Committee Vice-Chairwoman Susan Holmes, R-Monticello, said she wanted local control, and worried that this legislation if enacted would have a detrimental effect on communities, especially rural ones.
“I’m just so disturbed by this, y’all,” Holmes said. “Having been in local government for 12 years, I have been there. I have been from a little city that was absolutely pitiful and dying and dreadful looking, to having those guidelines which were very reasonable, that our local government voted for. See, it makes such a difference in my little city of Monticello, and I’ve also seen what has happened in Madison, Thomasville, Gainesville — cities around the state — Jackson. Cities in my area are just so upset by this, I just get calls and texts and emails about, ‘Please don’t let this bill pass.’”
State Rep. Dominic LaRiccia, R-Douglas, said he would like to see the bill move forward — that it’s not necessary to hold it in committee since if people truly have a problem with it, it can be stopped later on its legislative journey.
“There’s still a pretty rigorous conversation that happens in a rules committee to try to get it to the floor, and then there is a huge debate,” LaRiccia said. “And so what I’ve tried to consider in this is that this is the Agriculture and Consumer Affairs Committee, and we get to just be one more part of the conversation of a much more complicated discussion that will happen on the floor, if he’s even able to make it there.
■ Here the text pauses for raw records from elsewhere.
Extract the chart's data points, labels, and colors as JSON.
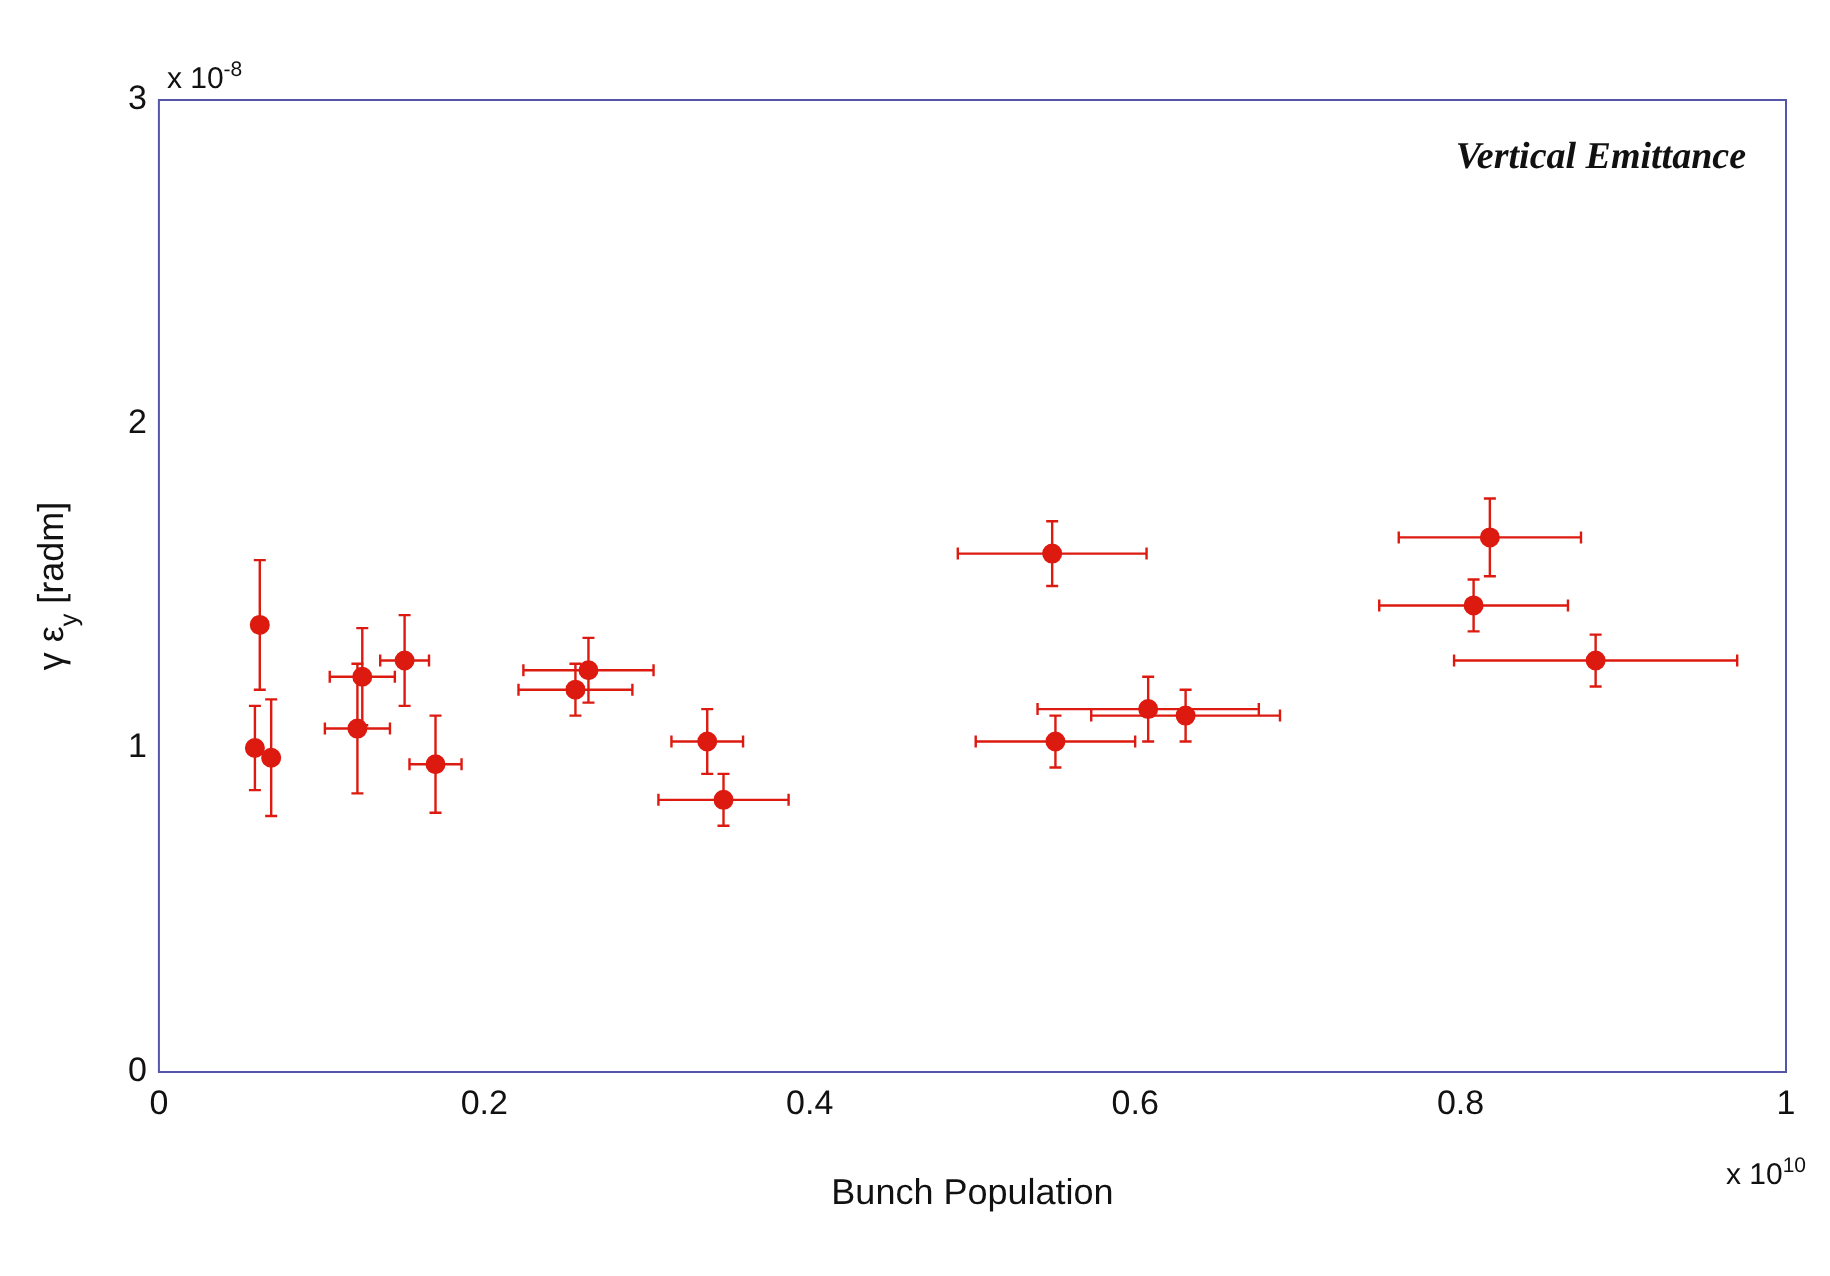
{
  "chart_data": {
    "type": "scatter",
    "ylabel": "γ ε$_{y}$ [radm]",
    "xlabel": "Bunch Population",
    "annotations": [
      "x 10$^{-8}$",
      "x 10$^{10}$",
      "Vertical Emittance"
    ],
    "x": [
      0.062,
      0.059,
      0.069,
      0.122,
      0.125,
      0.151,
      0.17,
      0.256,
      0.264,
      0.337,
      0.347,
      0.549,
      0.551,
      0.608,
      0.631,
      0.818,
      0.808,
      0.883
    ],
    "values": [
      1.38,
      1.0,
      0.97,
      1.06,
      1.22,
      1.27,
      0.95,
      1.18,
      1.24,
      1.02,
      0.84,
      1.6,
      1.02,
      1.12,
      1.1,
      1.65,
      1.44,
      1.27
    ],
    "errors": [
      0.2,
      0.13,
      0.18,
      0.2,
      0.15,
      0.14,
      0.15,
      0.08,
      0.1,
      0.1,
      0.08,
      0.1,
      0.08,
      0.1,
      0.08,
      0.12,
      0.08,
      0.08
    ],
    "xerrors": [
      null,
      null,
      null,
      0.02,
      0.02,
      0.015,
      0.016,
      0.035,
      0.04,
      0.022,
      0.04,
      0.058,
      0.049,
      0.068,
      0.058,
      0.056,
      0.058,
      0.087
    ],
    "color": "#dd1a10",
    "marker": "circle",
    "grid": false,
    "legend": false,
    "xlim": [
      0,
      1
    ],
    "xticks": [
      0,
      0.2,
      0.4,
      0.6,
      0.8,
      1
    ],
    "ylim": [
      0,
      3
    ],
    "yticks": [
      0,
      1,
      2,
      3
    ]
  }
}
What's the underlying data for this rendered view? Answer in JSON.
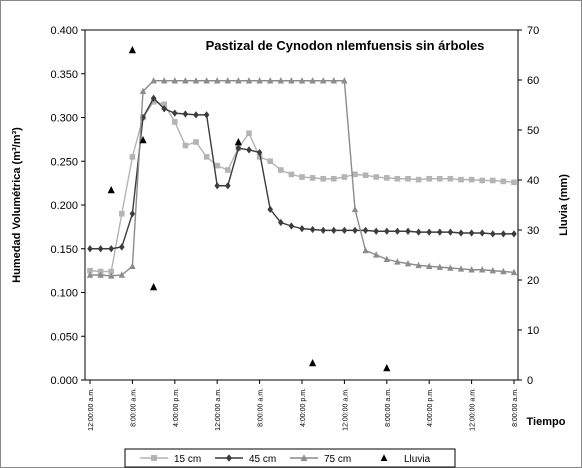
{
  "chart_data": {
    "type": "line",
    "title": "Pastizal de Cynodon nlemfuensis sin árboles",
    "y_label": "Humedad Volumétrica (m³/m³)",
    "y2_label": "Lluvia (mm)",
    "x_label": "Tiempo",
    "categories": [
      "12:00:00 a.m.",
      null,
      null,
      null,
      "8:00:00 a.m.",
      null,
      null,
      null,
      "4:00:00 p.m.",
      null,
      null,
      null,
      "12:00:00 a.m.",
      null,
      null,
      null,
      "8:00:00 a.m.",
      null,
      null,
      null,
      "4:00:00 p.m.",
      null,
      null,
      null,
      "12:00:00 a.m.",
      null,
      null,
      null,
      "8:00:00 a.m.",
      null,
      null,
      null,
      "4:00:00 p.m.",
      null,
      null,
      null,
      "12:00:00 a.m.",
      null,
      null,
      null,
      "8:00:00 a.m."
    ],
    "ylim": [
      0,
      0.4
    ],
    "yticks": [
      {
        "value": 0,
        "label": "0.000"
      },
      {
        "value": 0.05,
        "label": "0.050"
      },
      {
        "value": 0.1,
        "label": "0.100"
      },
      {
        "value": 0.15,
        "label": "0.150"
      },
      {
        "value": 0.2,
        "label": "0.200"
      },
      {
        "value": 0.25,
        "label": "0.250"
      },
      {
        "value": 0.3,
        "label": "0.300"
      },
      {
        "value": 0.35,
        "label": "0.350"
      },
      {
        "value": 0.4,
        "label": "0.400"
      }
    ],
    "y2lim": [
      0,
      70
    ],
    "y2ticks": [
      0,
      10,
      20,
      30,
      40,
      50,
      60,
      70
    ],
    "series": [
      {
        "name": "15 cm",
        "color": "#b4b4b4",
        "marker": "square",
        "line": true,
        "values": [
          0.125,
          0.124,
          0.124,
          0.19,
          0.255,
          0.3,
          0.318,
          0.315,
          0.295,
          0.268,
          0.272,
          0.255,
          0.245,
          0.24,
          0.265,
          0.282,
          0.255,
          0.25,
          0.24,
          0.235,
          0.232,
          0.231,
          0.23,
          0.23,
          0.232,
          0.235,
          0.234,
          0.232,
          0.231,
          0.23,
          0.23,
          0.229,
          0.23,
          0.23,
          0.23,
          0.229,
          0.229,
          0.228,
          0.228,
          0.227,
          0.226
        ]
      },
      {
        "name": "45 cm",
        "color": "#3c3c3c",
        "marker": "diamond",
        "line": true,
        "values": [
          0.15,
          0.15,
          0.15,
          0.152,
          0.19,
          0.3,
          0.322,
          0.31,
          0.305,
          0.304,
          0.303,
          0.303,
          0.222,
          0.222,
          0.265,
          0.263,
          0.26,
          0.195,
          0.18,
          0.176,
          0.173,
          0.172,
          0.171,
          0.171,
          0.171,
          0.171,
          0.171,
          0.17,
          0.17,
          0.17,
          0.17,
          0.169,
          0.169,
          0.169,
          0.169,
          0.168,
          0.168,
          0.168,
          0.167,
          0.167,
          0.167
        ]
      },
      {
        "name": "75 cm",
        "color": "#8c8c8c",
        "marker": "triangle",
        "line": true,
        "values": [
          0.12,
          0.12,
          0.119,
          0.12,
          0.13,
          0.33,
          0.342,
          0.342,
          0.342,
          0.342,
          0.342,
          0.342,
          0.342,
          0.342,
          0.342,
          0.342,
          0.342,
          0.342,
          0.342,
          0.342,
          0.342,
          0.342,
          0.342,
          0.342,
          0.342,
          0.195,
          0.148,
          0.143,
          0.138,
          0.135,
          0.133,
          0.131,
          0.13,
          0.129,
          0.128,
          0.127,
          0.126,
          0.126,
          0.125,
          0.124,
          0.123
        ]
      },
      {
        "name": "Lluvia",
        "color": "#000000",
        "marker": "triangle",
        "line": false,
        "axis": "y2",
        "values": [
          null,
          null,
          38,
          null,
          66,
          48,
          18.6,
          null,
          null,
          null,
          null,
          null,
          null,
          null,
          47.6,
          null,
          null,
          null,
          null,
          null,
          null,
          3.4,
          null,
          null,
          null,
          null,
          null,
          null,
          2.4,
          null,
          null,
          null,
          null,
          null,
          null,
          null,
          null,
          null,
          null,
          null,
          null
        ]
      }
    ]
  }
}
“I don’t — and this is just Dominic — I don’t see enough encumbrance or burden on the locals in this because it is not related to any of the building codes, it’s not related to any of the structural integrity, the safety, it is just kind of about telling the taxpayer that you don’t have to use a certain type of shingle. Or, you don’t have to have a certain type of facade or a decoration on there, because all of that stuff is very expensive.”
The bill passed by a vote of 9-7 and moves on to the House Rules Committee. Today is the crossover deadline, however, and it was not on the initial Rules calendar. There is a Rules meeting at 9 a.m. and supplemental Rules calendars can be expected. If H.B. 302 does not pass the chamber today, it will not have the possibility of moving again until next year.